Where the Industry Has Gone Wrong
Despite countless awareness campaigns, International Women’s Day events, and school STEM initiatives, the representation problem remains. Why?
Because most approaches to diversity in cyber have been performative, piecemeal, and underfunded. They rely on passion, not policy. And they often place the burden of change on the very people who are most excluded.
Let’s break down the systemic flaws:
- Superficial DEI Programmes
Diversity, Equity, and Inclusion (DEI) efforts are often vague and unmeasurable. “Raising awareness” is not a strategy. If you can measure your patching cadence, you can measure your promotion equity.
- The Leadership Blind Spot
Too many CISOs and board-level executives view inclusion as separate from “real” risk, something HR can handle. But inclusion is directly tied to:
- Workforce stability
- Cultural adoption of security practices
- Ethical decision-making in crises
If it’s not in your governance strategy, you’re missing a key piece of your security framework.
- Hidden Hostility
Bias hasn’t disappeared, it’s just become harder to see. Women in cyber still report exclusion from leadership pathways, disproportionate scrutiny, and workplace cultures where success is met with resistance instead of support. Without structural change, these conditions silently erode diversity.
- Disengaged Allies
Men still hold the vast majority of leadership positions in the cyber industry. Yet many feel unsure how to help or fear saying the wrong thing. Others wrongly perceive inclusion as a zero-sum game. This stasis results in too few taking meaningful action.
Inclusion as a Business Control
So, what does effective, resilient inclusion actually look like in cybersecurity?
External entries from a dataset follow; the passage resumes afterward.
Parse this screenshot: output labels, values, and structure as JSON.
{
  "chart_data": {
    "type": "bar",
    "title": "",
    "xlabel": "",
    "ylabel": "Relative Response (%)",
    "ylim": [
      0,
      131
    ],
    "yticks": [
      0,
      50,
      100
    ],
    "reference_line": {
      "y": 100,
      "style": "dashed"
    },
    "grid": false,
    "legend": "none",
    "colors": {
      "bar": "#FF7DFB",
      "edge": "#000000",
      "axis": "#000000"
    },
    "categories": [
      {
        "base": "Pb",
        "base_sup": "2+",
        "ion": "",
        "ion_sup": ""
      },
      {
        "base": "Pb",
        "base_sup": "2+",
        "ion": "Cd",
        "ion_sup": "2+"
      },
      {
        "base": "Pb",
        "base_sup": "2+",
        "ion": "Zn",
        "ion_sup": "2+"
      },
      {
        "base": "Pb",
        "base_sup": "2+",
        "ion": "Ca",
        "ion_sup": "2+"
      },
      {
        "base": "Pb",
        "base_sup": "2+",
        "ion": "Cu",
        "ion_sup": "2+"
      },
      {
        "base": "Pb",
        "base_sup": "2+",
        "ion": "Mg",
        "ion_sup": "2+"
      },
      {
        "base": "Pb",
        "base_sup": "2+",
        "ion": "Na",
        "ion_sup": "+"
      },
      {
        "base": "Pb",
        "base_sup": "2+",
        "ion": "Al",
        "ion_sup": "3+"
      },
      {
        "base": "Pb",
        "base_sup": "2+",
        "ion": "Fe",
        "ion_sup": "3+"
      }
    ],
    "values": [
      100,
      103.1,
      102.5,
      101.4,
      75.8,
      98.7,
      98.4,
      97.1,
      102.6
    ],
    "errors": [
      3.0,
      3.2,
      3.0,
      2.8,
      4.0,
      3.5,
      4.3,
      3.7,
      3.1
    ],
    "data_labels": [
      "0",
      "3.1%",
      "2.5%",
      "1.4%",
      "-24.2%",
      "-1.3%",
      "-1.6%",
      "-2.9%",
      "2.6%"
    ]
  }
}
It looks a lot like other mature controls: strategic, auditable, and tied to business outcomes.
Data-Driven Decision-Making
Track the metrics that matter:
- Who’s applying?
- Who’s being promoted?
- Who’s leaving, and why?
Use this data like you use breach detection: to surface patterns that require investigation and response.
Accountable Leadership
Inclusion should be part of leadership KPIs, just like operational risk or regulatory compliance. It’s not an optional initiative; it’s a governance responsibility.
Structural Change Over Symbolism
Panels and mentoring are useful, but they don’t fix broken systems. Inclusion means rewriting recruitment processes, offering flexible career paths, and ensuring psychological safety across all roles.
Intersectionality in Practice
Gender is just one lens. True inclusion means examining how identity, background, ability, neurodivergence, caregiving status, and more intersect to affect opportunity. The goal isn’t representation for optics, it’s equity in outcomes.
Why This Matters Now More Than Ever
Cybersecurity has never been more mission-critical. As we face escalating ransomware attacks, AI-generated threats, and increasingly complex regulations, like NIS 2 and DORA, we need people who can think differently, act quickly, and collaborate across disciplines.
Inclusion isn’t a social campaign. It’s a resilience strategy.
If we want to build security cultures that work, cultures where employees report incidents, follow policies, and care about protection, we need inclusive environments that people want to be part of. Environments where voices are heard, contributions are recognised, and leadership is diverse in thought and experience.
Because here’s the truth: inclusion is infrastructure. Without it, everything we build sits on shaky ground.
Fix the System, Not the People
We’ve asked women and other marginalised professionals to adapt to cybersecurity, to fit into systems never designed with them in mind. It hasn’t worked. The numbers prove it. The stories reinforce it. And the talent gap widens because of it.
It’s time to reverse the lens. Organisations must adapt to the talent they want to retain. That means:
- Embedding inclusion into every stage of the employee lifecycle
- Holding leaders accountable for equitable outcomes
- Investing in real structural change, not just awareness campaigns
If inclusion isn’t part of your risk strategy, your risk strategy is incomplete. And in an industry where threats evolve by the minute, that’s not just bad optics: it’s bad security.